Backstage, Woody Allen was pleading with his manager to do something about these jerks who were ruining the evening and bumming everyone out. The manager said, “Woody, what can I do? You invited them up there.”
Not long before I went to bed, I glanced at the cover of a CD of Woody Allen's 1960s stand-up routines while I was looking for something else. I think that that was the only time Woody Allen had occurred to me that day. No, that's not quite true: I also moved a pile of books on my desk, one of which is a biography of Woody Allen that I got in a charity shop. Also, now I think about it, I found an old e-mail that I'd written to myself to remind me to watch a strange YouTube clip of Woody Allen interviewing Billy Graham in 1969. (It’s in two parts, the first of which is here.) So that's three times.

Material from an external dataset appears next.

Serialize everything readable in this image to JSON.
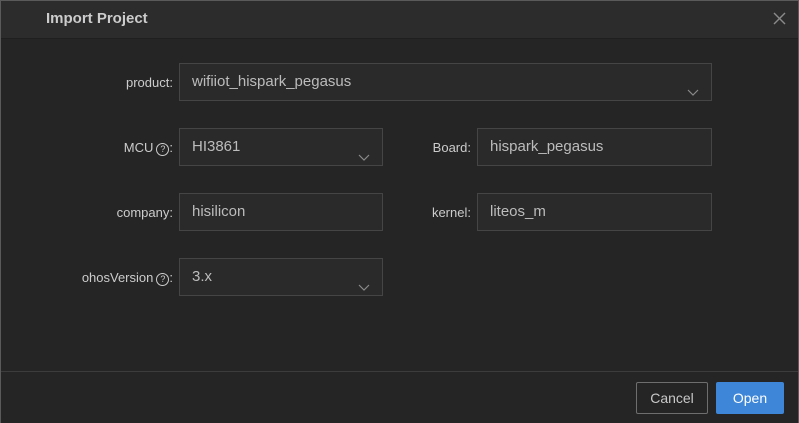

The financial scheme that the couple had done so well out of is clearly inspired by the idiotic spam that I’ve started to get every day alerting me to some secret stock market knowledge. “HOT STOCK ALERT! THIS ONE IS STILL CLIMBING THE STOCK CHARTS!” The great thing about these e-mails is the names of the fictitious people who are supposed to have sent them to me. Today, for example, Werner Cyr wrote to tip me off to the same thing that Rod O Early was awfully excited about in a similar e-mail. My favourite so far, however, is Refugio Carver, who said, “What's the first rule of investing? Buy LOW sell HIGH!” and wanted me to get in on the ground floor of a deal involving Ever-Glory International. It’s probably worth recording all the names somewhere for use in a novel set in the world of high-risk day trading. In any case, I got an e-mail from Refugio the day I had this dream.
I’m not sure, but I think that the stock-market couple were based on the couple in “Annie Hall” who Woody Allen stops and asks how they manage to be in a relationship yet look so happy. The woman replies, “I'm very shallow and empty and I have no ideas and nothing interesting to say,” and the man says, “And I'm exactly the same way.” I haven’t seen Annie Hall in years, though.